Sayın Cengiz Bey türban gibi emek özürlü, kadını ikinci sınıf bir metaya indirgeyen siyasi bir simgeyi, kadının başından söküp askerin kafasına çarpmayı bir modernite, gelişme, medenileşme olarak suna bilme başarısını gösteriyor. Ya da gösterdiğini sanıyor. Buna gösterilen tepki değil sorun, sorun asker.Yoksa katılmayan CHP’den hiç bahsetmiyor,umurunda da değil.
Hedef ve biçilmiş rol belli. Ayrılıkçı Kürt faşizan hareketleri demokratik talep olarak yansıtmak ve bunun önündeki engel TSK’yı her türlü silahla vurmak. Bu saten veya keten, bir avuç içi kadar, bir kadının örtüsü bile olsa.
Cumhuriyetin 87 yıl dönümünde misyonuna uygun bula bildiği bu olmuş.


Tebrikler Cengiz Bey.

Evet, 87. yılını kutladık Cumhuriyetin.
İnadına coşkulu ama bir o kadar huzursuz.
Gençlerde umutlu, gerçeklerle mutsuz.
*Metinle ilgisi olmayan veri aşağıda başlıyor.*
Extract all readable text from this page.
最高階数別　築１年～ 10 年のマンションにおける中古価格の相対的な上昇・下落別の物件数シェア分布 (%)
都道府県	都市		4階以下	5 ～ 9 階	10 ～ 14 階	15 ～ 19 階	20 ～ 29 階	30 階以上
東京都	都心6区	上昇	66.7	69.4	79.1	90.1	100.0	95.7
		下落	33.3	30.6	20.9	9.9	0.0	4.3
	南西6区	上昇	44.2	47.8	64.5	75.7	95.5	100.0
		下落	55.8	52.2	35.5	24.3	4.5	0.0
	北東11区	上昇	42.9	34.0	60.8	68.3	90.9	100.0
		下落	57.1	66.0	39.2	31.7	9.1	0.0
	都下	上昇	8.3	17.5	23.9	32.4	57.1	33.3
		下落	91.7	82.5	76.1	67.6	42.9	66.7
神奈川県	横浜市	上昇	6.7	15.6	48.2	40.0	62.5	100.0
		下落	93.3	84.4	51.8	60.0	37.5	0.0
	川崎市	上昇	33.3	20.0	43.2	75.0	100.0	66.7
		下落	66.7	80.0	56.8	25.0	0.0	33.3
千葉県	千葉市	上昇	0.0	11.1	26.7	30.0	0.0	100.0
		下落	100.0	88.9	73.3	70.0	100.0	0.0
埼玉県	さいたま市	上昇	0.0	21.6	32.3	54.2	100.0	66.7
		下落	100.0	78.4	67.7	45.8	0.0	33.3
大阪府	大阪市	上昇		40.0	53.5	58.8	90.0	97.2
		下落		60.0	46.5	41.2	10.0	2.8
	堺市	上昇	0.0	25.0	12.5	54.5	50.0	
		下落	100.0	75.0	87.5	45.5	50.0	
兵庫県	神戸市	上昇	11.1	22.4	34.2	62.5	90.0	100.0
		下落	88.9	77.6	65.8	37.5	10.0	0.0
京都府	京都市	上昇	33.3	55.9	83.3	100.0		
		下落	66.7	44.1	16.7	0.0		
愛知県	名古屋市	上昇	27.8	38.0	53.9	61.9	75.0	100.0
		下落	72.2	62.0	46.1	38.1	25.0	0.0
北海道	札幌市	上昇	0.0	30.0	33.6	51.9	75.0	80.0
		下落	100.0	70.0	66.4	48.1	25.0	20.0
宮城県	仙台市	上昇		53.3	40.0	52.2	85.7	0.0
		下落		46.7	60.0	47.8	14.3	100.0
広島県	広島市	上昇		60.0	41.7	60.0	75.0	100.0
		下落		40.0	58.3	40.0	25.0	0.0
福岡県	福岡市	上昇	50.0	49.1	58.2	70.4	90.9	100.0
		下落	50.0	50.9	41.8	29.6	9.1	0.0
Çanakkale’de Emekli. Jandarma. Astsubay Osman Ağa’nın cümlelerinde patladı, hepimizin içinden geçen, hüznün ve öfkenin çığlığı.
 “Cumhuriyetin çanına ot tıkadıktan sonra kutlasanız ne olur? Kutlamasanız ne olur?”
Aynen böyle komutanım.
Aynen böyle.
Levent kalem

"SAHİPSİZ VATANIN BATMASI HAKTIR, SEN SAHİP ÇIKARSAN BU VATAN BATMAYACAKTIR."